The sharp decline in Chinese seafood imports has not only helped US seafood producers who had been forced to compete with unfairly traded goods, according to the Southern Shrimp Alliance, but has also been a major boon to US consumers. As the SSA also catalogued in its comments, “the abuse of banned antibiotics in Chinese aquaculture continues to be rampant and has been extensively documented in academic study after academic study since the imposition of the Section 301 duties. These studies, in turn, are supported by the findings of the US Food and Drug Administration (FDA).”
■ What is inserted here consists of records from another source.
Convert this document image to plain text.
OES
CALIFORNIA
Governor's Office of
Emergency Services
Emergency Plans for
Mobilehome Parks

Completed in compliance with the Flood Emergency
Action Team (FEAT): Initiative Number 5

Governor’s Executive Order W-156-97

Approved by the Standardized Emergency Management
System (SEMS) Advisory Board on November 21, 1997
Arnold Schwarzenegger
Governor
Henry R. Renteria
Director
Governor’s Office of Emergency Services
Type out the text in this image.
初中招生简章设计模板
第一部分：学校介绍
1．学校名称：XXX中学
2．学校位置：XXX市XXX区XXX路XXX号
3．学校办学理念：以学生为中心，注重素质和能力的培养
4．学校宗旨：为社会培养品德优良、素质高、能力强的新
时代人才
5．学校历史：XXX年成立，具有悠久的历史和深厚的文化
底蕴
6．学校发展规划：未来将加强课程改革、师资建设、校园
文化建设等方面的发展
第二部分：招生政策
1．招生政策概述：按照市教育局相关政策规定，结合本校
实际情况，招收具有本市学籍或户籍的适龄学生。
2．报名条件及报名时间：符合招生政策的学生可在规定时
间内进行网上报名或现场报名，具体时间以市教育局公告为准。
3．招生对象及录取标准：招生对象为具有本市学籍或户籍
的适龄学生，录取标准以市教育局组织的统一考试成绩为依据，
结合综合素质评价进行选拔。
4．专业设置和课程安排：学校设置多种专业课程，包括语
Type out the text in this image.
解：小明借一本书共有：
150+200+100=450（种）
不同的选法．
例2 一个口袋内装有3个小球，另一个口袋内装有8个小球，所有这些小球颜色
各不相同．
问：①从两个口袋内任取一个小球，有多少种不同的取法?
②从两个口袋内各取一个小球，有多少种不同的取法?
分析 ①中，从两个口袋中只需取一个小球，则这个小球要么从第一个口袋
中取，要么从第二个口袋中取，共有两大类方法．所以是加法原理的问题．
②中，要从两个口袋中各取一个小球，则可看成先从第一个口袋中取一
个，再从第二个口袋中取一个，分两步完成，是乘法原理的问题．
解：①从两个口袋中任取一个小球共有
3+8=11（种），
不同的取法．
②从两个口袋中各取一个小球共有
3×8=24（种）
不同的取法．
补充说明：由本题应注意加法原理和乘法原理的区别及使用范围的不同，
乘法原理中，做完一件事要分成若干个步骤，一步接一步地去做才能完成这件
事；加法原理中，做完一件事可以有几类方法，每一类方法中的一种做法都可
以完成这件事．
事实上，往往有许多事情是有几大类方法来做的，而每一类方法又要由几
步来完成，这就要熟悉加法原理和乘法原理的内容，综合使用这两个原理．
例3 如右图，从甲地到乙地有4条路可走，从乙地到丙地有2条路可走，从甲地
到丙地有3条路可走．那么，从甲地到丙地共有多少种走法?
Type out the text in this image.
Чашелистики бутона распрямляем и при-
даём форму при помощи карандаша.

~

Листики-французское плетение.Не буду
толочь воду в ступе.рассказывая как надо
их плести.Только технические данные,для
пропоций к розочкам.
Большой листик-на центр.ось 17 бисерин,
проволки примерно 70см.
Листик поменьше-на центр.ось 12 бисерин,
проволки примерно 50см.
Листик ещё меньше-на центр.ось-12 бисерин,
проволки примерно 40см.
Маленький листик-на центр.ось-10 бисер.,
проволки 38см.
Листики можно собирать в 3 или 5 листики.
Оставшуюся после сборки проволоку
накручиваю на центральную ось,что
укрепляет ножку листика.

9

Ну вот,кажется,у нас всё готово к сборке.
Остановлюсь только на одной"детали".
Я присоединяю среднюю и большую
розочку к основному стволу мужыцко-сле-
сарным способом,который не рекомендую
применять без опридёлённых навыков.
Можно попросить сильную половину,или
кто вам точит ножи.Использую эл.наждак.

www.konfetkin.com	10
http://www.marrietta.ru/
Even with the large reduction in Chinese seafood exports to the United States since 2018, the PRC’s share of overall seafood import entry line refusals for reasons related to the presence of veterinary drug residues has increased to over 47 percent. As shown in the table below, China has accounted for 269 of the 572 entry lines refused by the FDA for banned antibiotics since 2018, far and away the largest single source for these refusals.
“Skyrocketing fuel prices and a flood of foreign shrimp are on everyone’s minds right now and we are going to have find a way, as an industry, to get through this,” said John Williams, executive director of the Southern Shrimp Alliance. “Getting rid of the additional duties on Chinese seafood at this time makes absolutely no sense. It wouldn’t just kick us while we were down, it would also undo everything that has been achieved in weaning US importers off of cheap, contaminated, unsafe farmed seafood from China.”
The SSA is an organization of shrimp fishermen, shrimp processors and other members of the US domestic industry in the eight warmwater shrimp producing states of Alabama, Florida, Georgia, Louisiana, Mississippi, North Carolina, South Carolina, and Texas.